Any compiler is allowed to provide non-standard extensions. Any issues you have with extensions are your problem.

>Why are the standard header files in C++ so non-standard?
They are standard and well defined.

>Particularly iostream seems to be the most dialectal.
Any compiler is allowed to provide non-standard extensions. Any issues you have with extensions are your problem.

How do I know, if the header files that come with a compiler conform to the standard? The trite answer would be to read the whole C++ standard. Let's be mildly more intelligent about it.

the trite answer is indeed the one true answer.
Anything that's not in the standard docs is non-standard.

A slightly more concise answer would be that as long as you keep to what Stroustrup describes you should be fine.
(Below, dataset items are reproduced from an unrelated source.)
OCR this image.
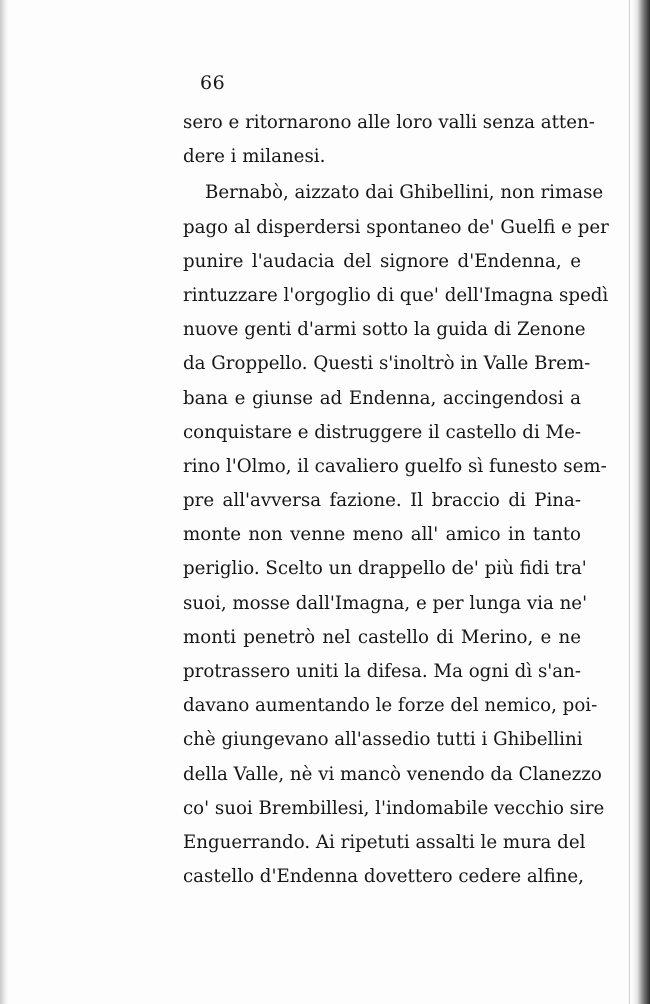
66
sero e ritornarono alle loro valli senza atten-
dere i milanesi.
Bernabò, aizzato dai Ghibellini, non rimase
pago al disperdersi spontaneo de' Guelfi e per
punire l'audacia del signore d'Endenna, e
rintuzzare l'orgoglio di que' dell'Imagna spedì
nuove genti d'armi sotto la guida di Zenone
da Groppello. Questi s'inoltrò in Valle Brem-
bana e giunse ad Endenna, accingendosi a
conquistare e distruggere il castello di Me-
rino l'Olmo, il cavaliero guelfo sì funesto sem-
pre all'avversa fazione. Il braccio di Pina-
monte non venne meno all' amico in tanto
periglio. Scelto un drappello de' più fidi tra'
suoi, mosse dall'Imagna, e per lunga via ne'
monti penetrò nel castello di Merino, e ne
protrassero uniti la difesa. Ma ogni dì s'an-
davano aumentando le forze del nemico, poi-
chè giungevano all'assedio tutti i Ghibellini
della Valle, nè vi mancò venendo da Clanezzo
co' suoi Brembillesi, l'indomabile vecchio sire
Enguerrando. Ai ripetuti assalti le mura del
castello d'Endenna dovettero cedere alfine,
How do I know, if the header files that come with a compiler conform to the standard? The trite answer would be to read the whole C++ standard. Let's be mildly more intelligent about it.

I think the intelligent solution would be to read the standard. But I can see how it would be intimidating to some people. Have you tried searching www.dinkumware.com?

I think the intelligent solution would be to read the standard. But I can see how it would be intimidating to some people. Have you tried searching www.dinkumware.com?

Thanks Siersan,
the Dinkum C++ Proofer is the proper tool!